Many people responded “yes” since the epidemic was the source of their unemployment, but the system was designed to expect people to respond “no” even if the pandemic was the cause of their unemployment. Their applications were subsequently labeled as requiring an interview with an unemployment department agent, resulting in lengthy delays.

Not Submitting Your Weekly Claim

One of the requirements to receive your unemployment check is the weekly claims. It may be hard to keep track of the dates, especially as days seem to roll into each other when you have too much time on your hands. However, if you don’t file claims for each week that you’ve been out of work, you won’t receive payments.

Providing Incorrect Direct Deposit Information

Direct deposit is a faster and more secure way to receive your unemployment benefits. When typing in your routing or account number, though, it’s easy to make a mistake.

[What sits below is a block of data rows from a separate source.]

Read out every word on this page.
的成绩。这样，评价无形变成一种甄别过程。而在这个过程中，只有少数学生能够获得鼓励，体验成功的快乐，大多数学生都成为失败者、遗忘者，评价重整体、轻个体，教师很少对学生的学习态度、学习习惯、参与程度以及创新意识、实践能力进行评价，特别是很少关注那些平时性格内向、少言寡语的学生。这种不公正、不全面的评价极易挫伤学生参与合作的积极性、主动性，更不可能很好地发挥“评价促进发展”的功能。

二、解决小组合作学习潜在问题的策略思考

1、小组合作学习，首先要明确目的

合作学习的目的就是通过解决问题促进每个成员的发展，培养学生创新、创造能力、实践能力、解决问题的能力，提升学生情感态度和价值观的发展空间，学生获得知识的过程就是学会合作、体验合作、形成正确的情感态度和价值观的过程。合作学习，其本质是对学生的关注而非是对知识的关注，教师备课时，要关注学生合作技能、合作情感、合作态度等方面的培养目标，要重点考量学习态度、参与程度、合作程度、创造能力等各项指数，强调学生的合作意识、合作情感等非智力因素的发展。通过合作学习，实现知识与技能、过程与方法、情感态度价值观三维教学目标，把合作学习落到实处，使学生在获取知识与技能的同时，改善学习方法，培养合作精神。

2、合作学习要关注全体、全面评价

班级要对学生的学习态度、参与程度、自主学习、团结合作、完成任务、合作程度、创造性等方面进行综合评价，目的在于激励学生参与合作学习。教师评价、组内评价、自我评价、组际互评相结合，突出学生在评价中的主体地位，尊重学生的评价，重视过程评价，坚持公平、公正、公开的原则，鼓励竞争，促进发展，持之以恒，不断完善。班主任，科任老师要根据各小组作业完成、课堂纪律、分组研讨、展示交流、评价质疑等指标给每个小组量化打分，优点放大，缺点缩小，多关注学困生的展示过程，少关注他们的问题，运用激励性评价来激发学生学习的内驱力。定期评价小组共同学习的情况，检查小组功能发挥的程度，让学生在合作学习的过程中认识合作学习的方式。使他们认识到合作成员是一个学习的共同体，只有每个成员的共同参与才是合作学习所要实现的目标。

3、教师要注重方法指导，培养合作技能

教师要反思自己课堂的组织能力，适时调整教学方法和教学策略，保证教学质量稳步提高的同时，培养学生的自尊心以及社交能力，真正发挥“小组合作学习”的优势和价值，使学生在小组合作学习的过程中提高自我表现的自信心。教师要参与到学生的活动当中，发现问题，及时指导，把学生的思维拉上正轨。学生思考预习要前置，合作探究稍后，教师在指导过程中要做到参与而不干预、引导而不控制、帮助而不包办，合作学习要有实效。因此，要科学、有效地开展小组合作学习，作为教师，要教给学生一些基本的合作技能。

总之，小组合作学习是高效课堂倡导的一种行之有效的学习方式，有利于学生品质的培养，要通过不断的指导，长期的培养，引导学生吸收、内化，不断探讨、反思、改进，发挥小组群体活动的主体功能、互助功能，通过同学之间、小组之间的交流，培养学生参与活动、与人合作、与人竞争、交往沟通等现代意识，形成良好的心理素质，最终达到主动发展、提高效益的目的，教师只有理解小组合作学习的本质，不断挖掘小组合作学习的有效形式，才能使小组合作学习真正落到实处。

Log onto your unemployment benefits account and double-check that all your information is valid. If you are disabled or have trouble with your vision, you might want to have someone you trust read aloud the numbers you entered as you double-check one of your checks for accuracy.

Filed A New Claim

It can take weeks to receive the weekly payments once you file them for the first time. In Missouri, it can take up to 22 days for a new claim to be processed, while in New York, it may take 3-4 weeks. And, as we’ve already seen, even if everything is submitted correctly, numerous other things might cause delays.

The Bottom Line

The pandemic has made it exceptionally difficult to receive your unemployment check, debit card, or direct deposit on time due to obsolete computer systems, overworked unemployment employees, fraud, and perplexing claims processes. And when human error is factored in, delays can add up quickly. 

Because social safety nets don’t always perform as intended, the solution for the future is to establish a large emergency fund. For the time being, as you wait for your benefits, the best course of action may be to speak with your creditors, landlord, or mortgage servicer about debt relief possibilities while you try to contact an unemployment department representative who can assist you with your case.